I love Peter Temple’s crime fiction. The man could write a tax return and I’d still want to read it. But “In the Evil Day” isn’t Jack Irish turf – it’s something murkier, stranger, and very, very dark. Temple takes the bones of a Le Carré-style international conspiracy and smears them with dust, blood and cigarette ash until you can barely make out the shape.
The set-up is pure headache: a scatter of people who, on the face of it, have sod-all to do with each other: a burnt-out journalist, a South African mercenary, a few spooks with their fingers in too many pies. Slowly, grudgingly, Temple winds it into a conspiracy to bury a 20-year-old massacre in Angola. The drip-feed of information is masterful if you’ve the patience for it, although the constant ricochet between characters and locations did my head in.

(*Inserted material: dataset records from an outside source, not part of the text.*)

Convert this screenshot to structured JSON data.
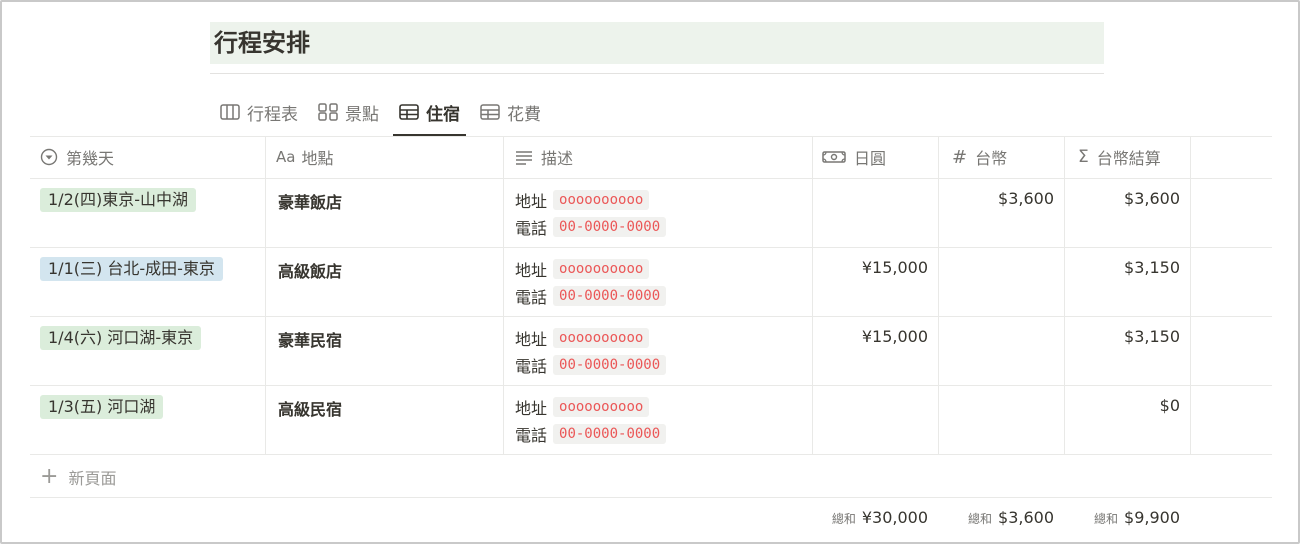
{
  "page": {
    "title": "行程安排"
  },
  "tabs": [
    {
      "label": "行程表",
      "icon": "board-icon",
      "active": false
    },
    {
      "label": "景點",
      "icon": "gallery-icon",
      "active": false
    },
    {
      "label": "住宿",
      "icon": "table-icon",
      "active": true
    },
    {
      "label": "花費",
      "icon": "table-icon",
      "active": false
    }
  ],
  "columns": [
    {
      "label": "第幾天",
      "icon": "select-icon"
    },
    {
      "label": "地點",
      "icon": "text-title-icon",
      "icon_text": "Aa"
    },
    {
      "label": "描述",
      "icon": "text-lines-icon"
    },
    {
      "label": "日圓",
      "icon": "money-icon"
    },
    {
      "label": "台幣",
      "icon": "number-icon",
      "icon_text": "#"
    },
    {
      "label": "台幣結算",
      "icon": "formula-icon",
      "icon_text": "Σ"
    }
  ],
  "rows": [
    {
      "day": "1/2(四)東京-山中湖",
      "day_color": "green",
      "place": "豪華飯店",
      "address_label": "地址",
      "address": "oooooooooo",
      "phone_label": "電話",
      "phone": "00-0000-0000",
      "jpy": "",
      "twd": "$3,600",
      "twd_total": "$3,600"
    },
    {
      "day": "1/1(三) 台北-成田-東京",
      "day_color": "blue",
      "place": "高級飯店",
      "address_label": "地址",
      "address": "oooooooooo",
      "phone_label": "電話",
      "phone": "00-0000-0000",
      "jpy": "¥15,000",
      "twd": "",
      "twd_total": "$3,150"
    },
    {
      "day": "1/4(六) 河口湖-東京",
      "day_color": "green",
      "place": "豪華民宿",
      "address_label": "地址",
      "address": "oooooooooo",
      "phone_label": "電話",
      "phone": "00-0000-0000",
      "jpy": "¥15,000",
      "twd": "",
      "twd_total": "$3,150"
    },
    {
      "day": "1/3(五) 河口湖",
      "day_color": "green",
      "place": "高級民宿",
      "address_label": "地址",
      "address": "oooooooooo",
      "phone_label": "電話",
      "phone": "00-0000-0000",
      "jpy": "",
      "twd": "",
      "twd_total": "$0"
    }
  ],
  "new_page_label": "新頁面",
  "sums": {
    "jpy": {
      "label": "總和",
      "value": "¥30,000"
    },
    "twd": {
      "label": "總和",
      "value": "$3,600"
    },
    "twd_total": {
      "label": "總和",
      "value": "$9,900"
    }
  },
  "colors": {
    "tag_green": "#dbeddb",
    "tag_blue": "#d3e5ef",
    "title_bg": "#edf3ec",
    "code_red": "#eb5757"
  }
}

Con Neimand’s chapters? Magnificent – taut, kinetic, exactly the jolt the story needs. John Anselm’s? Less so. He spends half his time moping about Beirut trauma and the other half doing very little about it. On its own, his arc might’ve made a cracking novel, but here it’s wedged between mercenaries, botched black-ops, blackmail schemes and the occasional detour into the geopolitical weeds. It’s far too much, yet Temple’s prose keeps pulling you back – tight, unsentimental, the kind of writing that trusts you to keep up.
There are surprises everywhere, the sort that sneak up on you in a side street and nick your wallet. When the threads finally come together, the pacing snaps into place and you remember why you stuck with it. It’s not easy reading, but if you like your thrillers with brains, shadows and a whiff of cordite, it’s worth every ounce of focus you can muster.